- 2021 Sagme attack: Part of Boko Haram insurgency
| Date | July 24, 2021 |
| Location | Sagme, Far North Region, Cameroon |
| Result | Cameroonian victory |

Belligerents
- Cameroon: ISWAP

Strength
- Unknown: 90 men 6 pick-ups Several motorcycles

Casualties and losses
- 8 killed 13 injured: 13–20 killed

= 2021 Sagme attack =

2021 battle between Cameroon and Boko Haram

On July 24, 2021, jihadists from Islamic State – West Africa Province (ISWAP) attacked a Cameroonian outpost in Sagme, Cameroon, sparking a battle that killed eight Cameroonian soldiers and twenty jihadists.

== Background ==
In 2016, Boko Haram founder and commander Abubakar Shekau pledged allegiance to the Islamic State and renamed the group Islamic State – West Africa Province (ISWAP), although the central Islamic State command installed Abu Musab al-Barnawi as the leader of ISWAP. This started a schism that culminated in the Battle of Sambisa Forest in May 2021, where Shekau killed himself and ISWAP effectively became the dominant jihadist group in the Lake Chad region, which includes northern Cameroon.

Boko Haram fighters attacked the town of Sagme in northern Cameroon in 2018, killing six soldiers and 15 jihadists.
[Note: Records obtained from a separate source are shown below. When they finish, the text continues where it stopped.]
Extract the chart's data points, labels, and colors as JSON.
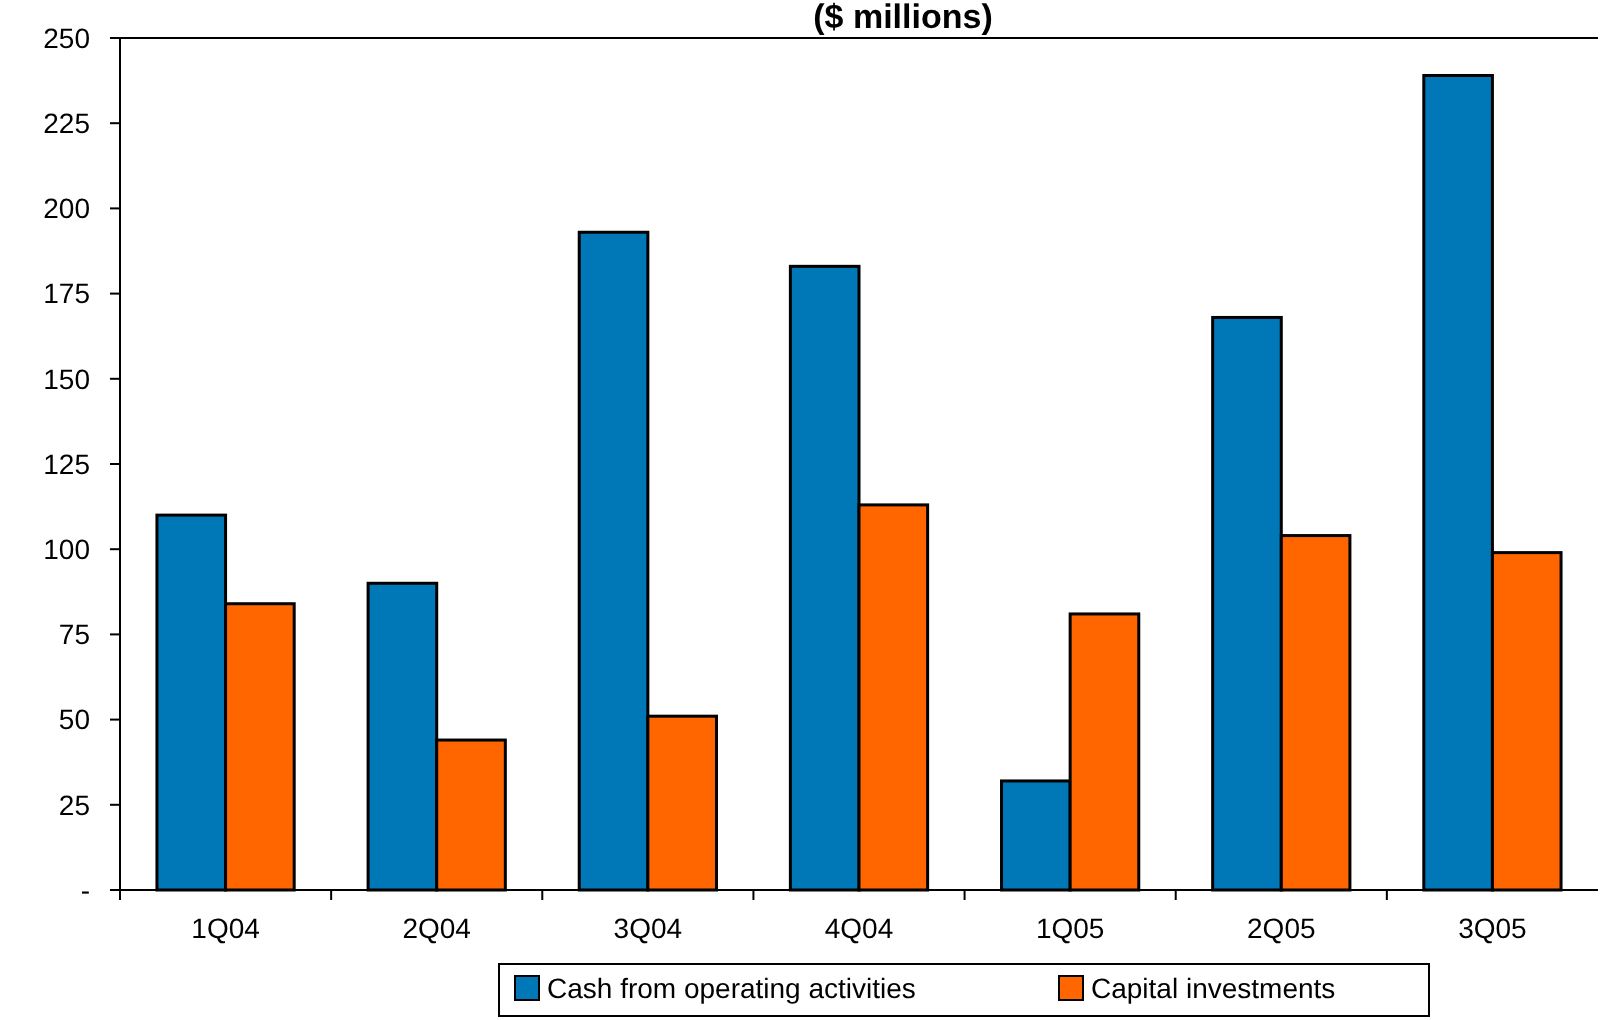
{
  "chart_data": {
    "type": "bar",
    "title": "($ millions)",
    "categories": [
      "1Q04",
      "2Q04",
      "3Q04",
      "4Q04",
      "1Q05",
      "2Q05",
      "3Q05"
    ],
    "series": [
      {
        "name": "Cash from operating activities",
        "color": "#0077b6",
        "values": [
          110,
          90,
          193,
          183,
          32,
          168,
          239
        ]
      },
      {
        "name": "Capital investments",
        "color": "#ff6600",
        "values": [
          84,
          44,
          51,
          113,
          81,
          104,
          99
        ]
      }
    ],
    "ylim": [
      0,
      250
    ],
    "yticks": [
      {
        "value": 0,
        "label": "-"
      },
      25,
      50,
      75,
      100,
      125,
      150,
      175,
      200,
      225,
      250
    ],
    "grid": false,
    "legend": "bottom"
  }
}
Throughout 2021, ISWAP attempted to establish more influence in northern Cameroon, with several attacks on Cameroonian military posts that summer.

== Attack ==
According to Cameroonian authorities, around 90 jihadists on six vehicles and several motorcycles entered Sagme from the Nigerian border. The jihadists, all of whom were well-armed and some in military uniforms, attacked the Cameroonian outpost in Sagme around 4:00 a.m. An anonymous Cameroonian soldier who survived the attack said that the post's commander and six other soldiers had died fighting bravely.

The attack killed eight soldiers, and Cameroonian authorities assessed that twenty jihadists were killed. Six of the Cameroonian soldiers were killed during the battle, and two died en route to a hospital in Maroua. Cameroonian officials added that the ISWAP fighters fled carrying the bodies of their comrades, so the fatalities among the jihadists were difficult to determine. The United States later assessed that 13 jihadists were killed, citing several accounts. Thirteen soldiers were wounded as well.

Several hundred civilians fled Sagme during and following the attack. The governor of Far North Region, where Sagme is located, urged the civilians to return to their homes and reiterated a prior statement from President Paul Biya that reinforcements would arrive in the town. The attack in Sagme was the deadliest day for the Cameroonian army in over ten months.

== Aftermath ==
ISWAP attacked Far North Region again on July 26, killing five soldiers and a civilian during an attack at Zigue. Around 17 jihadists were killed in the attack as well.